Whether the gold stripe on his tunic-sleeve
Made dull the modest badge around his own,
Or whether Rita danced with him too long,
Or to his flatteries gave too prompt an ear,
Or met his eyes half-way, I cannot tell;
But Renzo, long before the music ceased,
Had gone his way, in dudgeon as it seem'd,
And, but I stay'd to see the dancing out,
Poor Rita had gone home that night unsquired.

Rising betimes, through windows opening wide
I drank the sweetness hoarded by the night,
And gazed upon the morning's loveliness
Down to the sea, a league of beauty off.
To where I stood there came upon the breeze,
With pleasant promise for my morning ride,
A stir and bustle from the yard below,
A stamp of horses, clattering of pails,
And mutter'd thunders of the stable-pump,
With splash of water following :—over all
The mellow baritone of Renzo's voice,
In this part humorous, part defiant song:

"O what care I

For chestnut hair and eyes of blue,
For whiteness of a woman's skin?
Not one carlino, if within

Be double tongue and heart untrue.
O what care I?

"My horse and I

Are better match'd than man and wife.
For surer foot and firmer seat
Upon the road you'll hardly meet:
We love our dusty, stirring life,
My horse and I.

"So what care I?

When couples fret the single thrive.
And if the merry Ser Ingles

Is happy with brown Calabres,
I grudge it not.

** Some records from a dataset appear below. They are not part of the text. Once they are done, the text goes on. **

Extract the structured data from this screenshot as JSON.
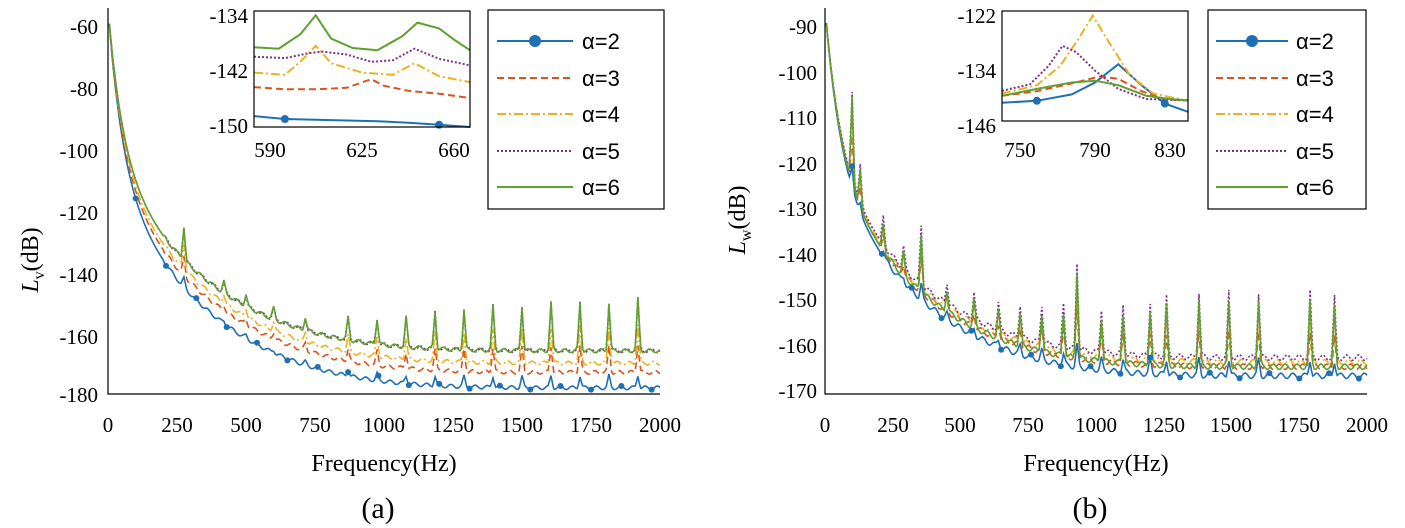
{
  "chart_data": [
    {
      "type": "line",
      "caption": "(a)",
      "xlabel": "Frequency(Hz)",
      "ylabel_main": "L",
      "ylabel_sub": "v",
      "ylabel_unit": "(dB)",
      "xlim": [
        0,
        2000
      ],
      "ylim": [
        -180,
        -55
      ],
      "xticks": [
        0,
        250,
        500,
        750,
        1000,
        1250,
        1500,
        1750,
        2000
      ],
      "yticks": [
        -60,
        -80,
        -100,
        -120,
        -140,
        -160,
        -180
      ],
      "legend": [
        "α=2",
        "α=3",
        "α=4",
        "α=5",
        "α=6"
      ],
      "series": [
        {
          "name": "α=2",
          "color": "#1f6fb5",
          "dash": "",
          "marker": true,
          "start": -55,
          "end": -178,
          "decay": 55
        },
        {
          "name": "α=3",
          "color": "#d9541e",
          "dash": "7,4",
          "marker": false,
          "start": -55,
          "end": -173,
          "decay": 55
        },
        {
          "name": "α=4",
          "color": "#edb120",
          "dash": "9,3,2,3",
          "marker": false,
          "start": -55,
          "end": -170,
          "decay": 55
        },
        {
          "name": "α=5",
          "color": "#7e2f8e",
          "dash": "2,2",
          "marker": false,
          "start": -55,
          "end": -166,
          "decay": 55
        },
        {
          "name": "α=6",
          "color": "#5ea12e",
          "dash": "",
          "marker": false,
          "start": -55,
          "end": -166,
          "decay": 55
        }
      ],
      "inset": {
        "xlim": [
          590,
          660
        ],
        "ylim": [
          -150,
          -134
        ],
        "xticks": [
          590,
          625,
          660
        ],
        "yticks": [
          -134,
          -142,
          -150
        ],
        "series": [
          {
            "name": "α=2",
            "x": [
              590,
              600,
              610,
              620,
              630,
              640,
              650,
              660
            ],
            "y": [
              -148.5,
              -148.9,
              -149.0,
              -149.1,
              -149.2,
              -149.4,
              -149.7,
              -150.0
            ]
          },
          {
            "name": "α=3",
            "x": [
              590,
              600,
              610,
              620,
              628,
              632,
              640,
              650,
              660
            ],
            "y": [
              -144.5,
              -144.8,
              -144.8,
              -144.6,
              -143.4,
              -144.3,
              -145.0,
              -145.4,
              -146.0
            ]
          },
          {
            "name": "α=4",
            "x": [
              590,
              600,
              605,
              610,
              615,
              625,
              635,
              642,
              650,
              660
            ],
            "y": [
              -142.5,
              -142.8,
              -141.0,
              -138.8,
              -141.2,
              -142.5,
              -142.8,
              -141.2,
              -143.0,
              -143.8
            ]
          },
          {
            "name": "α=5",
            "x": [
              590,
              600,
              608,
              612,
              620,
              628,
              635,
              642,
              650,
              660
            ],
            "y": [
              -140.3,
              -140.5,
              -139.8,
              -139.6,
              -140.0,
              -141.0,
              -140.8,
              -139.2,
              -140.6,
              -141.5
            ]
          },
          {
            "name": "α=6",
            "x": [
              590,
              598,
              605,
              610,
              615,
              622,
              630,
              638,
              643,
              650,
              655,
              660
            ],
            "y": [
              -139.0,
              -139.2,
              -137.2,
              -134.6,
              -137.8,
              -139.1,
              -139.4,
              -137.5,
              -135.6,
              -136.4,
              -138.0,
              -139.4
            ]
          }
        ]
      }
    },
    {
      "type": "line",
      "caption": "(b)",
      "xlabel": "Frequency(Hz)",
      "ylabel_main": "L",
      "ylabel_sub": "w",
      "ylabel_unit": "(dB)",
      "xlim": [
        0,
        2000
      ],
      "ylim": [
        -170,
        -85
      ],
      "xticks": [
        0,
        250,
        500,
        750,
        1000,
        1250,
        1500,
        1750,
        2000
      ],
      "yticks": [
        -90,
        -100,
        -110,
        -120,
        -130,
        -140,
        -150,
        -160,
        -170
      ],
      "legend": [
        "α=2",
        "α=3",
        "α=4",
        "α=5",
        "α=6"
      ],
      "series": [
        {
          "name": "α=2",
          "color": "#1f6fb5",
          "dash": "",
          "marker": true,
          "start": -85,
          "end": -166,
          "decay": 60
        },
        {
          "name": "α=3",
          "color": "#d9541e",
          "dash": "7,4",
          "marker": false,
          "start": -85,
          "end": -164,
          "decay": 60
        },
        {
          "name": "α=4",
          "color": "#edb120",
          "dash": "9,3,2,3",
          "marker": false,
          "start": -85,
          "end": -163,
          "decay": 60
        },
        {
          "name": "α=5",
          "color": "#7e2f8e",
          "dash": "2,2",
          "marker": false,
          "start": -85,
          "end": -162,
          "decay": 60
        },
        {
          "name": "α=6",
          "color": "#5ea12e",
          "dash": "",
          "marker": false,
          "start": -85,
          "end": -164,
          "decay": 60
        }
      ],
      "inset": {
        "xlim": [
          750,
          830
        ],
        "ylim": [
          -146,
          -122
        ],
        "xticks": [
          750,
          790,
          830
        ],
        "yticks": [
          -122,
          -134,
          -146
        ],
        "series": [
          {
            "name": "α=2",
            "x": [
              750,
              765,
              780,
              790,
              800,
              810,
              820,
              830
            ],
            "y": [
              -142.0,
              -141.6,
              -140.2,
              -137.6,
              -133.6,
              -138.2,
              -142.2,
              -144.0
            ]
          },
          {
            "name": "α=3",
            "x": [
              750,
              765,
              780,
              792,
              800,
              810,
              820,
              830
            ],
            "y": [
              -140.5,
              -139.5,
              -137.8,
              -136.3,
              -136.8,
              -139.5,
              -141.3,
              -141.5
            ]
          },
          {
            "name": "α=4",
            "x": [
              750,
              765,
              775,
              783,
              789,
              795,
              805,
              815,
              830
            ],
            "y": [
              -140.0,
              -138.2,
              -134.0,
              -128.0,
              -123.0,
              -128.0,
              -136.0,
              -140.0,
              -141.6
            ]
          },
          {
            "name": "α=5",
            "x": [
              750,
              762,
              770,
              776,
              782,
              790,
              800,
              812,
              830
            ],
            "y": [
              -139.4,
              -138.0,
              -134.0,
              -129.6,
              -131.0,
              -135.0,
              -139.0,
              -141.2,
              -141.5
            ]
          },
          {
            "name": "α=6",
            "x": [
              750,
              765,
              780,
              790,
              800,
              812,
              822,
              830
            ],
            "y": [
              -140.5,
              -139.0,
              -137.6,
              -137.2,
              -138.2,
              -140.5,
              -141.2,
              -141.5
            ]
          }
        ]
      }
    }
  ]
}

Let fools go wive,
And what care I?"

"Blessed are ye, Peace-makers :"-said my heart: And quick as thought Love answer'd: "Let us try."

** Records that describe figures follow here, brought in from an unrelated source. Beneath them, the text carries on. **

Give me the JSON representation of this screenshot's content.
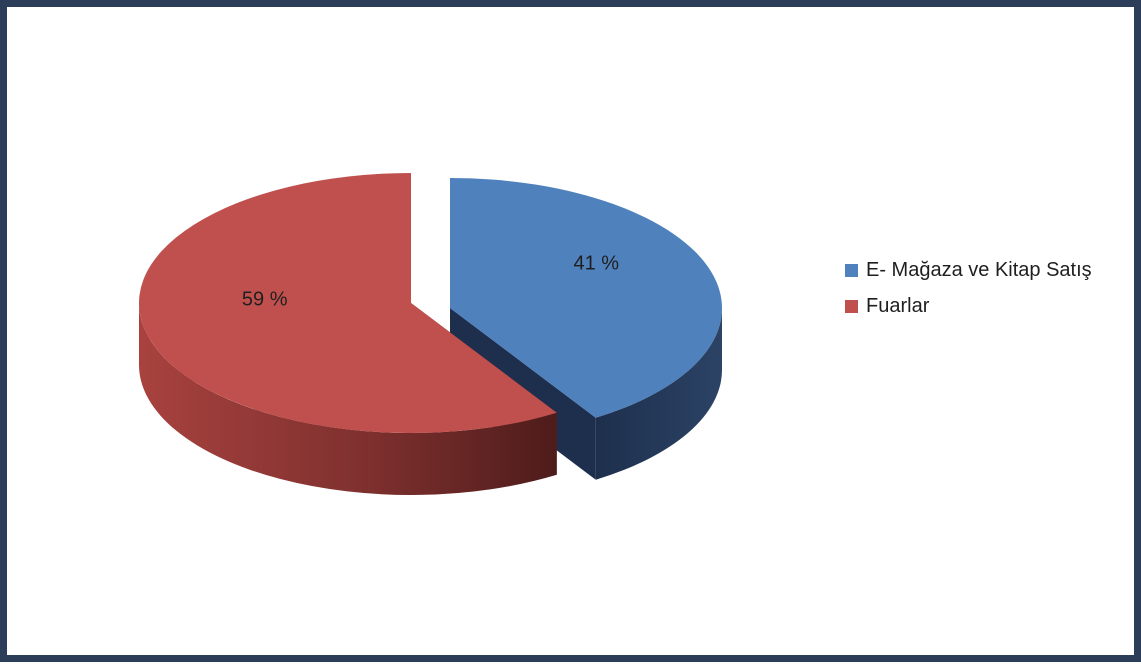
{
  "chart_data": {
    "type": "pie",
    "title": "",
    "categories": [
      "E- Mağaza ve Kitap Satış",
      "Fuarlar"
    ],
    "values": [
      41,
      59
    ],
    "data_labels": [
      "41 %",
      "59 %"
    ],
    "legend_position": "right",
    "exploded": true,
    "three_d": true,
    "colors": [
      "#4f81bd",
      "#c0504d"
    ]
  }
}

I groped my way down through the darken'd house,
In sleep and silence hush'd; unbarr'd the door,
And, issuing by the garden, overleapt

The party-wall, an easy dwarfish thing
That raised no envious obstacle to Love,
And gave me ready access to the yard
Where, mindful of his promise overnight,
Stood Renzo with the brown Calabrian.
He waited on the off-side of the horse,
And I, with rein in hand, in act to mount,
Confronting him, spoke thus reproachfully:
"Renzo, my friend, beware of Jealousy :
True Love is not a jailor, not a spy
On innocent familiarities

That blood of kindred warrants, but a god

Of pleasant ways in social intercourse,

Who lives on smiles, and breathes an air of joy

Beside him what a churl seems Jealousy!"

He rubb'd his chin, and shook a doubtful head;

I, setting foot in stirrup, lightly sprang

Across the saddle, laid a friendly arm

Upon his shoulder, and renew'd my plea,

Close to his ear, in guise of confidence:

"She danced with him too long? But you were by,

To see how well and gracefully she danced.

Her eyes met his half-way? O purblind man,
They drop their lids when they encounter yours:
Poor little Rita loves you, heart and soul."